Visiting Paris recently I was fortunate to stay with a friend of mine who lives very close to an iconic square that has recently undergone a major redesign and renovation, the Place de la République. The Place de la République is located on the border between the 3rd, 10th and 11th arrondissements. [For those of you who are unfamiliar with the term, major French cities such as Paris, Marseilles, and Lyon are divided into administrative districts, called arrondissements, of which Paris has 20. It is common to hear the locals say [in French of course] “I live in the 11th” or “I live in the 15th,” referring to the arrondisement.]
The Place de la République is approximately 8.4 acres [3.4 ha] and is above the Métro station of République. The location that is now the Place de la République corresponds to the fortification or rampart of the gate of the Temple in the wall of Charles V, which was destroyed in the late fourteenth century. By the early nineteenth century, the square, which was then called the Place du Château-d’Eau, not surprisingly had as its centerpiece the Château-d’Eau fountain. This name was changed in the late nineteenth century, when a design competition led to the design of a new monument that would sit at the center of the square. The purpose of this new monument was to commemorate the French Third Republic [La Troisième République]. This Third Republic of France began in 1870 when the Second French Empire collapsed, through to 1940 when France’s Vichy government replaced it as a result of France’s defeat by Nazi Germany. Nine years after the start of the Third Republic, the square had its current name.
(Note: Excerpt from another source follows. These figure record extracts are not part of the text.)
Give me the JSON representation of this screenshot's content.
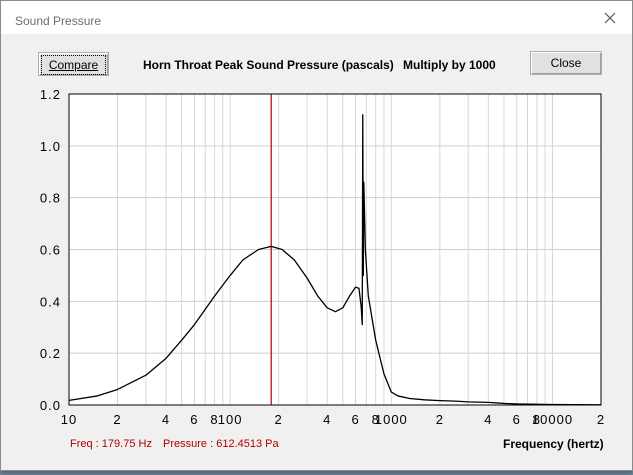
{
  "window": {
    "title": "Sound Pressure"
  },
  "buttons": {
    "compare_label": "Compare",
    "close_label": "Close"
  },
  "header": {
    "chart_title": "Horn Throat Peak Sound Pressure (pascals)",
    "multiplier": "Multiply by 1000"
  },
  "status": {
    "freq_label": "Freq :",
    "freq_value": "179.75 Hz",
    "pressure_label": "Pressure :",
    "pressure_value": "612.4513 Pa"
  },
  "chart_data": {
    "type": "line",
    "title": "Horn Throat Peak Sound Pressure (pascals)",
    "xlabel": "Frequency (hertz)",
    "ylabel": "",
    "x_scale": "log",
    "xlim": [
      10,
      20000
    ],
    "ylim": [
      0,
      1.2
    ],
    "grid": true,
    "y_ticks": [
      "0.0",
      "0.2",
      "0.4",
      "0.6",
      "0.8",
      "1.0",
      "1.2"
    ],
    "y_tick_values": [
      0,
      0.2,
      0.4,
      0.6,
      0.8,
      1.0,
      1.2
    ],
    "x_ticks": [
      {
        "value": 10,
        "label": "10"
      },
      {
        "value": 20,
        "label": "2"
      },
      {
        "value": 40,
        "label": "4"
      },
      {
        "value": 60,
        "label": "6"
      },
      {
        "value": 80,
        "label": "8"
      },
      {
        "value": 100,
        "label": "100"
      },
      {
        "value": 200,
        "label": "2"
      },
      {
        "value": 400,
        "label": "4"
      },
      {
        "value": 600,
        "label": "6"
      },
      {
        "value": 800,
        "label": "8"
      },
      {
        "value": 1000,
        "label": "1000"
      },
      {
        "value": 2000,
        "label": "2"
      },
      {
        "value": 4000,
        "label": "4"
      },
      {
        "value": 6000,
        "label": "6"
      },
      {
        "value": 8000,
        "label": "8"
      },
      {
        "value": 10000,
        "label": "10000"
      },
      {
        "value": 20000,
        "label": "2"
      }
    ],
    "cursor": {
      "x": 179.75,
      "color": "#b00000"
    },
    "series": [
      {
        "color": "#000000",
        "points": [
          [
            10,
            0.018
          ],
          [
            15,
            0.035
          ],
          [
            20,
            0.06
          ],
          [
            30,
            0.115
          ],
          [
            40,
            0.18
          ],
          [
            50,
            0.25
          ],
          [
            60,
            0.31
          ],
          [
            80,
            0.42
          ],
          [
            100,
            0.5
          ],
          [
            120,
            0.56
          ],
          [
            150,
            0.6
          ],
          [
            179.75,
            0.612
          ],
          [
            210,
            0.6
          ],
          [
            250,
            0.56
          ],
          [
            300,
            0.49
          ],
          [
            350,
            0.42
          ],
          [
            400,
            0.375
          ],
          [
            450,
            0.36
          ],
          [
            500,
            0.375
          ],
          [
            550,
            0.42
          ],
          [
            600,
            0.455
          ],
          [
            630,
            0.45
          ],
          [
            650,
            0.38
          ],
          [
            660,
            0.31
          ],
          [
            665,
            1.12
          ],
          [
            670,
            0.5
          ],
          [
            675,
            0.86
          ],
          [
            690,
            0.6
          ],
          [
            720,
            0.42
          ],
          [
            800,
            0.25
          ],
          [
            900,
            0.12
          ],
          [
            1000,
            0.05
          ],
          [
            1100,
            0.035
          ],
          [
            1300,
            0.025
          ],
          [
            1600,
            0.02
          ],
          [
            2000,
            0.017
          ],
          [
            2500,
            0.015
          ],
          [
            3000,
            0.012
          ],
          [
            4000,
            0.01
          ],
          [
            5000,
            0.006
          ],
          [
            6000,
            0.004
          ],
          [
            8000,
            0.003
          ],
          [
            10000,
            0.002
          ],
          [
            20000,
            0.001
          ]
        ]
      }
    ]
  }
}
Over the years, the square fell into a bit of disrepair/disfunction and in 2008 The Mayor of Paris launched a redevelopment project based on three objectives: to reaffirm the Republican symbol and revitalize the historical heritage of the location, to update and integrate the square with an eye towards a better sharing of the public space, and to enhance the usability of the square as a meeting place for individuals and events. Particular attention was paid to the needs of pedestrians and bicyclists in the redesign.
Today the square feels open, ergonomic, clean and alive – a fitting and historical heart that connects the 3rd, 10th and 11th.